Monday, September 9, 2013
FRYEAN MYTHOS: *irony*
CAMPBELLIAN FUNCTIONS: *psychological*
I've never agreed with critics who find FRENZY to be a great Hitchcock film, any more than with writers who place it in their horror-movie guides simply because the film contains a serial killer. By contrasting Hitchcock's approach to the serial killer in this and a genuinely uncanny film like PSYCHO, I find that Hitchcock's approach with FRENZY has more in common with his 1943 film SHADOW OF A DOUBT. In my earlier essay I asserted that the psycho-killer of SHADOW lacked any of the "strange or unworldly aspects" I find in Norman Bates, and the same is true of the "Necktie Killer" in FRENZY, even though he's compared to Jack the Ripper in the film's first ten minutes.
I haven't read the Arthur LaBern novel on which the film is based, but a summary suggests that in the original novel the killer's psycho-sexual nature is secondary to the series of unfortunate events by which his entirely innocent friend is accused and convicted of the murderer's crimes.

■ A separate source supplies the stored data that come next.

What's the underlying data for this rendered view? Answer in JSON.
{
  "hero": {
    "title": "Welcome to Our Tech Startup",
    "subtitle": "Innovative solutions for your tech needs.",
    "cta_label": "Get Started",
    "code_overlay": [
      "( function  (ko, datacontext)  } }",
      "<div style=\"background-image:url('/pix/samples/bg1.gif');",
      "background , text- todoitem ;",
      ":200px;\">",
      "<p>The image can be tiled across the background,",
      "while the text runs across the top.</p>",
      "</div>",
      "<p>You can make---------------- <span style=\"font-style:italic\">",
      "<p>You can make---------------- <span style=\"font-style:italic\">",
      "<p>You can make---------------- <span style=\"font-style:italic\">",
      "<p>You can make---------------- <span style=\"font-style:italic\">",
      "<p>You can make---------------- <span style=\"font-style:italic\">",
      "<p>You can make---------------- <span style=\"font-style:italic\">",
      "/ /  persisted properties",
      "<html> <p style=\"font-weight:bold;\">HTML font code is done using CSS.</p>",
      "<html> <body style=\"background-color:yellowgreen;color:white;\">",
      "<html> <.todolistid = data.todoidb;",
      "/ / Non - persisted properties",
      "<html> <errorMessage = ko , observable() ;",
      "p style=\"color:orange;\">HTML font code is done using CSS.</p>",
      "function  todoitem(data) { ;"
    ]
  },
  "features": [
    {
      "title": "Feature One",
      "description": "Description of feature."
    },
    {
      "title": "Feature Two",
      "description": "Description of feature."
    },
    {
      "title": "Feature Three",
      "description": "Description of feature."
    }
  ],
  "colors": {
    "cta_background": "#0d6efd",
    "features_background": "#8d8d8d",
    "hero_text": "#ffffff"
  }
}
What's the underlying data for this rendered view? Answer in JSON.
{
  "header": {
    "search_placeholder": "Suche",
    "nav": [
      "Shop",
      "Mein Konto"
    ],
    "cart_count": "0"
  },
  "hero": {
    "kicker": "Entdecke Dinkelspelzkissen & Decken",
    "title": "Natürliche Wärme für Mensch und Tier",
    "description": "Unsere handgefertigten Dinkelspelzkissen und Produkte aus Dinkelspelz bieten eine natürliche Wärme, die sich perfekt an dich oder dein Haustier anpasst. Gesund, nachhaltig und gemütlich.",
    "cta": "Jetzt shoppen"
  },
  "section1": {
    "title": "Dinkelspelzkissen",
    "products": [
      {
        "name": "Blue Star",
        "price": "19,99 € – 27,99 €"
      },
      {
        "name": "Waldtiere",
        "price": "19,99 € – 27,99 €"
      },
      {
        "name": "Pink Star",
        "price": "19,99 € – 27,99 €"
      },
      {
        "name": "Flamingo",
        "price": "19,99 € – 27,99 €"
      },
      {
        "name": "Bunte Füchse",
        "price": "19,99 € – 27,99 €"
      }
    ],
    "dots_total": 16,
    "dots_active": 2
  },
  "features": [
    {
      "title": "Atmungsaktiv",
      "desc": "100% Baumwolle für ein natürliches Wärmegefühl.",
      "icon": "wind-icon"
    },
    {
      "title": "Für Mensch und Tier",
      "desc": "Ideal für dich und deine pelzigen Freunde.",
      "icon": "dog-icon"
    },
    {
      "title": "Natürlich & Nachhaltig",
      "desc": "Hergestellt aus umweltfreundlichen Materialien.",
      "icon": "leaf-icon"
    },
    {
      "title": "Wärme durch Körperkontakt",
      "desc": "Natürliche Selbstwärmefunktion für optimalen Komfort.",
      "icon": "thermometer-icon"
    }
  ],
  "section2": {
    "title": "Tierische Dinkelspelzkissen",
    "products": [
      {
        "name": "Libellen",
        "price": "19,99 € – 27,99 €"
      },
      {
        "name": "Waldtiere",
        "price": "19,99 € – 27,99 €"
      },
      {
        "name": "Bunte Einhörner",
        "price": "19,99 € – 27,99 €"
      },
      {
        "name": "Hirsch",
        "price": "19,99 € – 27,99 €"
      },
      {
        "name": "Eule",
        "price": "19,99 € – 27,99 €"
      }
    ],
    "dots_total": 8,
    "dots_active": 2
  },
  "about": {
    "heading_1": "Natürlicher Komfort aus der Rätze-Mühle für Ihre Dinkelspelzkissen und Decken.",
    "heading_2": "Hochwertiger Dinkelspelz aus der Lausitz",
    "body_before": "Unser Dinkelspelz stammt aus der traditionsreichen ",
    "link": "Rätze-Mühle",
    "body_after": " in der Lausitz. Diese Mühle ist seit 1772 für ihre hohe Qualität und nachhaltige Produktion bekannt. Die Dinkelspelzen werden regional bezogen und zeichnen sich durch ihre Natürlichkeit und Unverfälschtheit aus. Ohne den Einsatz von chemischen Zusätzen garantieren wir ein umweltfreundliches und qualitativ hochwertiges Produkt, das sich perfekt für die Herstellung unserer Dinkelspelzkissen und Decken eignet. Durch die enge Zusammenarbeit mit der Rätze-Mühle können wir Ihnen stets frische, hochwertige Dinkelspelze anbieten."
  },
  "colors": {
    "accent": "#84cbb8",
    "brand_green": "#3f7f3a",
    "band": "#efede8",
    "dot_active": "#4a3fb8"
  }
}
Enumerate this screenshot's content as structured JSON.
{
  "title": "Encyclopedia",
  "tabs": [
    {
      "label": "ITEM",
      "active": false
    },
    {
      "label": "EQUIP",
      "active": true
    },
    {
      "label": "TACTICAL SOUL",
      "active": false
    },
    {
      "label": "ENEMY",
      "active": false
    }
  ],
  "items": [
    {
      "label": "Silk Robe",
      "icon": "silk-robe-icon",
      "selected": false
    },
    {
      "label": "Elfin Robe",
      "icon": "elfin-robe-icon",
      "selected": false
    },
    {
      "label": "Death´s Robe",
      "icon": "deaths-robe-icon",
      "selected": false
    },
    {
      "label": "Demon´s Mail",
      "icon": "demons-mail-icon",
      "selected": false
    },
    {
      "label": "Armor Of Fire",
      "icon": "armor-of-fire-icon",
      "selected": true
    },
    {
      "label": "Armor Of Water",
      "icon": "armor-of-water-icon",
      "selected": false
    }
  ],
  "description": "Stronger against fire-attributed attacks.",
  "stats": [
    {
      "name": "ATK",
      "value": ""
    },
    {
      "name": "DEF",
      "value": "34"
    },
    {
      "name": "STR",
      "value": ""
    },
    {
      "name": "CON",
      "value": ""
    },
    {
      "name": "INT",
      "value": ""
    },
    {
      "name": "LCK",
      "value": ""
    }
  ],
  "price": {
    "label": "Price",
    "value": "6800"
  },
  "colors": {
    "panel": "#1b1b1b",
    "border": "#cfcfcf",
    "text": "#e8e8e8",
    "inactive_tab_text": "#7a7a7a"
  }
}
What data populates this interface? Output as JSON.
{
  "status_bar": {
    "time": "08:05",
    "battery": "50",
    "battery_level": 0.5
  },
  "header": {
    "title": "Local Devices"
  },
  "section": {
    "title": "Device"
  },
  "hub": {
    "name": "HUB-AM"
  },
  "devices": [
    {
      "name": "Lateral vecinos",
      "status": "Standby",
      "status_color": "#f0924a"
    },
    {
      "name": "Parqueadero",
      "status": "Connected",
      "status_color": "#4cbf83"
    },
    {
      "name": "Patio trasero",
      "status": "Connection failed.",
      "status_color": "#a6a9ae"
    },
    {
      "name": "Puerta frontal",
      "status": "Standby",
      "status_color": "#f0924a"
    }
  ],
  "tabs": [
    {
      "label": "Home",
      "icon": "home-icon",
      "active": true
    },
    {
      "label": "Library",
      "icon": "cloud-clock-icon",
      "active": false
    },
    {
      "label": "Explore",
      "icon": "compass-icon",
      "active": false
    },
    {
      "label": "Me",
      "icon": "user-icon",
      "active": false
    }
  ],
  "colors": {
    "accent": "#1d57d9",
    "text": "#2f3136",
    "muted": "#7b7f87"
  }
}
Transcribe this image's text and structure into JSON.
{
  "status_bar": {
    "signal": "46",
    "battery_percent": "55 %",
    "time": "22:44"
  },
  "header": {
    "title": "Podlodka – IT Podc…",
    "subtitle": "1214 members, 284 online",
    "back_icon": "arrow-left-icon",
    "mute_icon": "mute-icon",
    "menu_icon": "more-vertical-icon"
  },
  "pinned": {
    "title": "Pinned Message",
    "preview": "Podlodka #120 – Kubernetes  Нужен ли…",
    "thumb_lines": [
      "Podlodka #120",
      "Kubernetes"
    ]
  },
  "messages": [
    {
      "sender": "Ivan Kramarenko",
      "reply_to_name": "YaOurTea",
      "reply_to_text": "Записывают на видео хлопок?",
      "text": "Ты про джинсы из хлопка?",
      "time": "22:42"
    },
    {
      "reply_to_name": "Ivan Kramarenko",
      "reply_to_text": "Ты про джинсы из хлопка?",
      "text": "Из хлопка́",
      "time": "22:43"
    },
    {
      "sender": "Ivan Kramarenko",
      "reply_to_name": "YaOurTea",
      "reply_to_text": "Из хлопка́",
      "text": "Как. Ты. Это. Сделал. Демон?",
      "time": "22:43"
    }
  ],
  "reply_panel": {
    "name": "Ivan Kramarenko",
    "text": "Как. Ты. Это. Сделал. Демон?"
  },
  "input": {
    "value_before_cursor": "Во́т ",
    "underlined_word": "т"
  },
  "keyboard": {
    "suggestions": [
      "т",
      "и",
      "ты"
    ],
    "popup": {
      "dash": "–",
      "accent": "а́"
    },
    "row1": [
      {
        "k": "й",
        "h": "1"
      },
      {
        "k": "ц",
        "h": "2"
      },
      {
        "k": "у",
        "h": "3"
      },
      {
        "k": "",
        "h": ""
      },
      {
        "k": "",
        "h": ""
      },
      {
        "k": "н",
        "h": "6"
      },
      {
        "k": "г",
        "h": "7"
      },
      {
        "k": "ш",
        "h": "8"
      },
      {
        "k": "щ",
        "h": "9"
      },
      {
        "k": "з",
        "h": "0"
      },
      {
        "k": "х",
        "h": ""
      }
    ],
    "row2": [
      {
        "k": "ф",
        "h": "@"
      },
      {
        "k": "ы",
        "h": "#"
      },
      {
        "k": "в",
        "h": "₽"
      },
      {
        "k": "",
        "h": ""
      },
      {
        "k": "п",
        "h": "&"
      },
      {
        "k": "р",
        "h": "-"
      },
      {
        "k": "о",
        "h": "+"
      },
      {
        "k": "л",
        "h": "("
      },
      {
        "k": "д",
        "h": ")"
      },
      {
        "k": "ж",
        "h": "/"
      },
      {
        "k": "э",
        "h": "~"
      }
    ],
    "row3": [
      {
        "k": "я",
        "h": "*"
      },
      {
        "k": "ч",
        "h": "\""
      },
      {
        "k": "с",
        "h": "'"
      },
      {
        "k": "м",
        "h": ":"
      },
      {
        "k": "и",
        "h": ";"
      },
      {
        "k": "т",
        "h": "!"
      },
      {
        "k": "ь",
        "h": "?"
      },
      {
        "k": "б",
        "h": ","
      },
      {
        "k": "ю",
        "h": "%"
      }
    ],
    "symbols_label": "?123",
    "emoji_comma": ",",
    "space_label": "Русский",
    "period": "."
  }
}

This suggests to me that Hitchcock's primary interest in the source novel was its depiction of the horrors of the justice system. This was a theme Hitchcock had invoked to devastating effect in 1956's THE WRONG MAN, but FRENZY fails to reach that level of naturalistic horror, perhaps because one policeman in FRENZY continues to investigate the case even after the conviction.
In the 1972 film-- one of the few late Hitchcock films to return to the director's native England-- psycho-killer Robert Rusk kills for much the same reasons Norman Bates does: sex is a substitute for sexual satisfaction. The film's script is textbook Freudian, seen in the Freudian term "pleasure principle," which is used by Inspector Oxford as he describes the tempestuous, almost childlike fury of the killer when he strangles his female victims with a necktie. Once this assertion is made, the script loses all interest in delving any deeper into Rusk's history or his specific psychology. Even his friendship with Richard Blaney, an ex-RAF pilot who has fallen on hard times, seems at best a superficial acquaintanceship.
By coincidence, their paths become more strongly intertwined when Rusk, under a false name, attempts to find new female victims by subscribing to a matrimonial service, one that happens to be operated by Blaney's ex-wife Brenda. Brenda refuses to accept further dealings with Rusk because his brutality-- though not his penchant for murder-- has been reported to her. Rusk responds by attempting to rape Brenda. I say "attempt" because some summaries claim that he does rape her, though it looked to me like he failed to perform, and so resorted to murder in frustration. This scene of near-rape and strangulation is the grossest spectacle in Hitchcock's long career of thriller-making, and may represent his response to the lifting of Hollywood censorship in the late 1960s. But though the scene sustains a certain technical interest, as a whole it fails as a cinematic spectacle.
Blaney, the nominal protagonist, is not much more interesting than Rusk. The script makes frequent references to Blaney's military service, and to his reduced circumstances, where he must labor as a barman to make ends meet. As with many stories about servicemen re-entering civilian life, there's implicitly an irony between his scanty rewards for having defended his country, versus the way his ex-wife prospers by catering to the needs of lonely people. Prior to Brenda's murder, the script only devotes a few lines to the cause of her divorce from Blaney, and Blaney's current girlfriend, a barmaid from one of his places of employment, is no better developed. Of all the female characters in the film, the one who most seems like a believable character-- even though she reflects a 'type' seen in many Hitchcock films-- is Brenda's secretary Monica. She is the reverse-image of Rusk in that she's implicitly a virginal old maid, as well as an officious snoop. She causes harm in her own way, carelessly identifying Blaney as the killer of Brenda simply because she's taken a dislike to him earlier, a dislike which seems rooted in a man-hatred no less formidable than Rusk's gynophobia.
There are some intense scenes in the film, not least being Rusk's difficulties when he learns that the dead body of Brenda, which he's disposed of, conceals a clue to her killer, so that he must seek it out again to recover the evidence. But even the best scenes of FRENZY seem to be parts that never cohere into a greater whole.
I've termed this film an "irony," though it's not as palpably dark as the three Hitchcock films named above. SHADOW in particular portrays almost everyone as foolish or stupid, but in FRENZY the average people are merely preoccupied, not stupid. Inspector Oxford is a likeable enough character, though he too is rather superficial. His belated attempt to save Blaney from prison-- after having taken part in his arrest-- is praiseworthy, but his about-face seems contrived. To be a drama, I would have to believe that one or more of the characters possesses the power to change his destiny, even if he failed in the attempt. But most of the characters lack such ability, and Oxford, though he is an exception, feels akin to the sort of plot-contrivance that saves Jimmy Stewart from incarceration in WRONG MAN: a contrivance of dumb luck.